The village of Hastings, Sierra Leone had been all but destroyed by the end of the Rebel War. In response to requests for assistance in 2001, LOAF Project answered the villagers’ plea. The Hastings SL Friendship Link was formed in 2003 and Hastings Borough Council recognised the value of the relationship which resulted in a formal twinning in 2007.
What does the Link do?
We raise funds so that the people of Hastings, Sierra Leone can buy the equipment and materials needed to help them rebuild their lives, their homes and their community in the aftermath of the country’s devastating rebel war.
Money raised so far in Hastings & St Leonards has enabled Hastings Sierra Leone residents to complete a number of important projects which are shown here.
In 2010 Hastings Borough Council was awarded funding from the Commonwealth Local Government Forum to work with the Council in Sierra Leone to try to improve waste management and encourage recycling, composting and biogas production from food waste. This work has continued alongside the mainstream work of the Link.
There is however still a desperate need for improvements to sanitation, water supply and waste management and a need medical equipment and supplies to tackle the malaria, dysentery, diarrhoea, dehydration and malnutrition and the high rates of infant mortality that are factors of everyday life in Hastings SL.
The Projects
Since 2001, initially LOAF and subsequently the Link have helped fund the following projects:
- re-building 13 bridges around the town destroyed by the rebels, so that villagers could move around the village more easily, get to work and begin to lead normal lives again
- building a multi-purpose Twin Town Community Centre, which now plays an important role in village life, with a resourced library and accommodation. In time we hope it will also become a source of income
- projects to encourage improved waste management, recycling, and composting to reduce pollution of streams and rivers and contamination of valuable farming land
- doubling the size of the community health centre which has to serve 20,000 people in the Hastings area
- constructing a perimeter wall around the Health Centre to provide security and prevent ‘landgrab’
- Providing medical supplies to help with care and treatment of mothers and babies and sufferers of malaria, HIV and other infections
- More recently sending a shipment of protective clothing and hygiene equipment to help them continue their work
- digging wells at schools funded by their twinned schools in the UK.
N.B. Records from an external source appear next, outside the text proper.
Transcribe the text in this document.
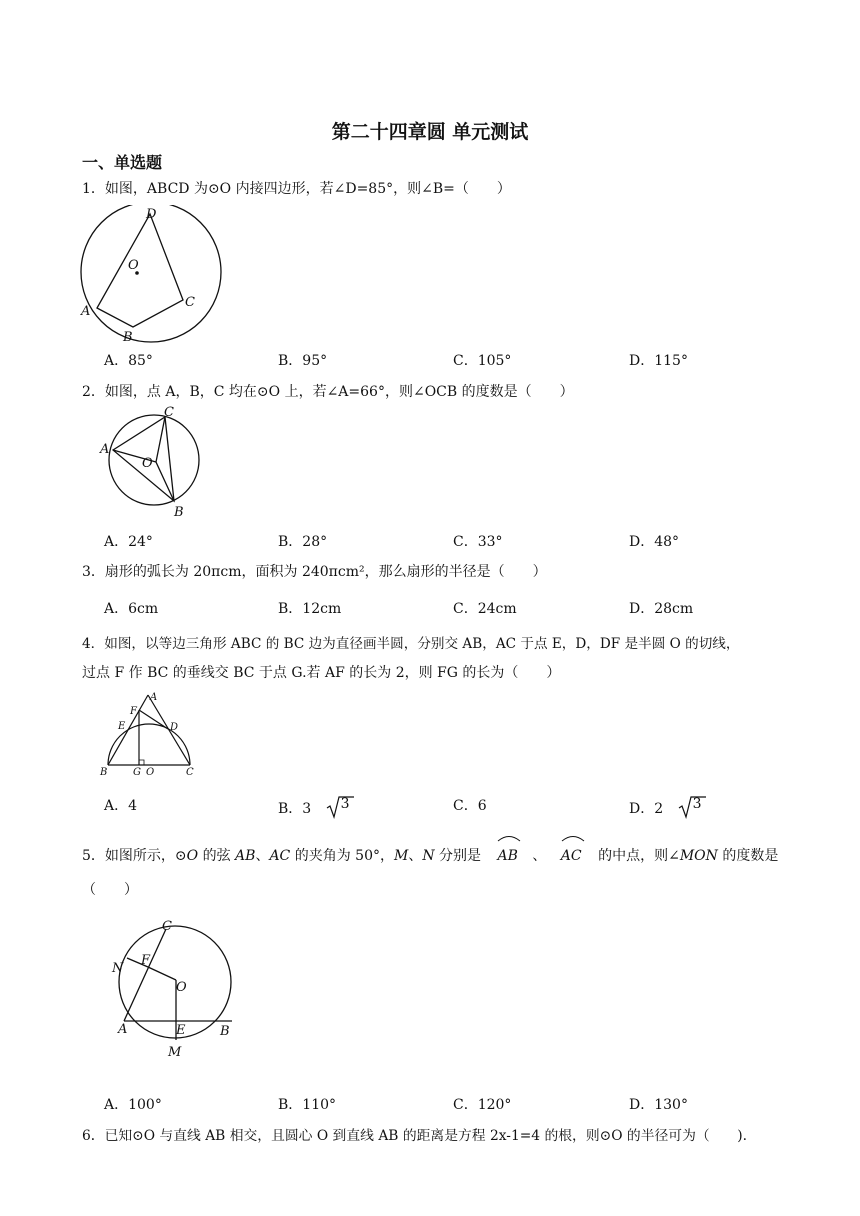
第二十四章圆 单元测试
一、单选题
1．如图，ABCD 为⊙O 内接四边形，若∠D=85°，则∠B=（　　）
D
O
A
B
C
A．85°	B．95°	C．105°	D．115°
2．如图，点 A，B，C 均在⊙O 上，若∠A=66°，则∠OCB 的度数是（　　）
C
A
O
B
A．24°	B．28°	C．33°	D．48°
3．扇形的弧长为 20πcm，面积为 240πcm²，那么扇形的半径是（　　）
A．6cm	B．12cm	C．24cm	D．28cm
4．如图，以等边三角形 ABC 的 BC 边为直径画半圆，分别交 AB，AC 于点 E，D，DF 是半圆 O 的切线，
过点 F 作 BC 的垂线交 BC 于点 G.若 AF 的长为 2，则 FG 的长为（　　）
A
F
E	D
B	G O	C
A．4	B．3 3	C．6	D．2 3
5．如图所示，⊙O 的弦 AB、AC 的夹角为 50°，M、N 分别是 AB 、 AC 的中点，则∠MON 的度数是
（　　）
C
N
F
O
A	E	B
M
A．100°	B．110°	C．120°	D．130°
6．已知⊙O 与直线 AB 相交，且圆心 O 到直线 AB 的距离是方程 2x-1=4 的根，则⊙O 的半径可为（　　).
Life in Hastings Village isn’t easy, but the people there are wonderfully kind, generous and welcoming. The lasting friendships made are enriching say volunteers
- building units for biogas generation for cooking and hot water and to help reduce deforestation and pollution from wood and charcoal fires
- repairing the Water Tower at the Health Centre, damaged by a tree fall – to ensure a water supply to maintain hygiene.
- digging wells at schools funded by their twinned schools in the UK.
Not just about rebuilding Hastings Village.
Twelve of our local UK schools have formed partnerships with schools in and around Hastings in Sierra Leone.
The children write to each other, find out about life 3,000 miles away and even work together on projects such as gardening, water conservation, recycling and the environment, family life and social issues.
For several years there have also been teacher exchanges, partly funded by the British Council. Teachers from the UK have formed strong links with their colleagues in Sierra Leone and shared their skills and teaching methods. Sierra Leone teachers have also been welcomed back to the UK to see how schools work here and gain further experience.
These exchange visits have touched teachers so much several of them have continued to fund their own visits to Sierra Leone to ensure the good work continues.